Cerita Wardoyo Soal Mahasiswa Tewas Nyemplung Sumur Saat Jadi Imam Salat
Peristiwa

Cerita Wardoyo Soal Mahasiswa Tewas Nyemplung Sumur Saat Jadi Imam Salat

Imogiri, (bantul.sorot.co)--Malam keakraban (Makrab) mahasiswa baru Fakultas Dakwah dan Komunikasi Universitas Islam Negeri (UIN) Yogyakartan di Pondok Pesan-Trend Ilmu Giri Padukuhan Nogosari RT 06, Desa Selopamioro seketika berubah menjadi kaharuan.

Pasalnya salah satu panitia makrab bernama M.Sirojul Milal (22) warga Desa Karanggan, Kecamatan Gunung Putri, Kabupaten Bogor, Jawa Barat meninggal usai tercebur sumur saat menunaikan ibadah salat Isya di komplek pondok pesan trend tersebut.

Petugas kebersihan pondok pesan-trend, Wardoyo warga setempat mengungkap detik-detik upaya warga bersama para mahasiswa menyelamatkan korban tersebut.

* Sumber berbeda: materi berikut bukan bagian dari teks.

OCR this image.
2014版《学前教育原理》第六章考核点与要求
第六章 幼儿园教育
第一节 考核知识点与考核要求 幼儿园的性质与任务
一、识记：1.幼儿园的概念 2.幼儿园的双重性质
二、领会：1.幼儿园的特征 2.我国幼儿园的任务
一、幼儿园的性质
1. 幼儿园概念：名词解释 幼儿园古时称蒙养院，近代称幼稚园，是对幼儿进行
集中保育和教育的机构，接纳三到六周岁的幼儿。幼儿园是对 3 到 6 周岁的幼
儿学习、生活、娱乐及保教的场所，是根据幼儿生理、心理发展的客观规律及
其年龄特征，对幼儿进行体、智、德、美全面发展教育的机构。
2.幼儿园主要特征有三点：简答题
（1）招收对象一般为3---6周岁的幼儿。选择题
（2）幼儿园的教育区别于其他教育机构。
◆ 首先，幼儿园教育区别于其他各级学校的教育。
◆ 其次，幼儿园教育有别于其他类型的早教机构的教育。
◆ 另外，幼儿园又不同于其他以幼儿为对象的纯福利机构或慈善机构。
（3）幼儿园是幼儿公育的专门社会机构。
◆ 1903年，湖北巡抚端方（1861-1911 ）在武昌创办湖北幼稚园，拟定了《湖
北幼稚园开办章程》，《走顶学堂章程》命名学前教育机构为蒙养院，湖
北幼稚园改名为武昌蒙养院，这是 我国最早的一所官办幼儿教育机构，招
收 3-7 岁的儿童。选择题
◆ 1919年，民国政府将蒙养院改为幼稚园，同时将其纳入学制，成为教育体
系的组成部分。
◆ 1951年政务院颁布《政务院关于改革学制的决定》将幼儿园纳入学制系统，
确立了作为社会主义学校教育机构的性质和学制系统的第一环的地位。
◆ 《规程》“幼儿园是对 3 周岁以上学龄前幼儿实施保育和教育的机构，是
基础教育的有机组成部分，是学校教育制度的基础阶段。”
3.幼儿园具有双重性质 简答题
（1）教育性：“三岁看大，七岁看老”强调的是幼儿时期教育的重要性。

Dia menceritakan, sekitar pukul 19.00 WIB saat warga tengah istirahat sekonyong-konyong terjadi kehebohan. Pasalnya para mahasiswa yang berada di pondok pesan trend itu tiba-tiba pada teriak-teriak minta tolong. Hal itu memicu warga di sekitar pondok pesan trend berbondong-bondong menuju lokasi guna mencari tahu apa yang telah terjadi. Begitu sampai di lokasi warga, termasuk dirinya kaget karena mendapat laporan kalau ada seorang mahasiswa tercebur sumur saat menunaikan ibadah salat Isya.

"Baru pada istirahat, tiba-tiba itu pada teriak minta tolong. Pas (waktu) Isya," ujarnya ditemui sorot.co, Minggu (01/12/2019) siang.

Tanpa pikir panjang demi menyelamatkan nyawa korban, Wardoyo yang tanpa mengenakan safety yang memadai itu turun ke sumur yang memiliki kedalaman sekitar 7 meter dengan ketinggian air dari dasar sumur mencapai sekitar 3 meter itu, hanya dengan menggunakan selang air. 

Caranya selang air tersebut dipegangi oleh mahasiswa yang berada di atas, sementara ia perlahan turun. Sesampainya di dasar sumur beberapa kali ia langsung menyelam mencari keberadaan korban. Dia yang mengaku telah lemas dan kram itu kemudian minta bantuan salah seorang mahasiswa agar ikut turun.

"Korban akhirnya ditemukan mahasiswa namanya saya tidak tahu, di dasar sumur. Kemudian kita ikat ditarik. Saya lihat korban tidak sadar," tandasnya.

Setelah berhasil dievakuasi, korban kemudian dilarikan ke RSUD Panembahan Senopati dengan menggunakan mobil ambulan. Dia baru mendapat kabar kepastian korban meninggal setelah pihak rumah sakit menyampaikan kabar tersebut melalui mahasiswa.

Wardoyo mengaku tidak menyangka kalau akan terjadi peristiwa memilukan itu. Sebelum kejadian, katanya, pada pagi harinya ia sempat bersih-bersih di sekitar dan dalam musala yang kontruksi bangunannya semua berbahan bambu itu.

Dikatakannya, sumur dengan lebar sekitar 2 meter yang berada tepat di bawah tempat pengimaman itu dahulu sebagai sumber air untuk mencukupi kebutuhan air pesan trend. Namun karena lama tidak dimanfaatkan, sekitar 2,5 tahun yang lalu pihak pondok pesan trend membangun Musala. Dia tidak mengetahui pertimbangan pemilik pesan trend yang dikenal dengan sebutan Gus Nas itu akhirnya membangun Musala di atas sumur.

Ditambahkan Wardoyo, kegiatan makrab mahasiswa UIN Yogyakarta baru dimulai pada Sabtu (30/11) sore direncanakan berakhir pada Minggu (01/13). Diikuti oleh ratusan mahasiswa, pada malam harinya akan sedianya akan ada pentas seni. Namun karena ada insiden tersebut acara malam itu juga dibubarkan oleh panitia.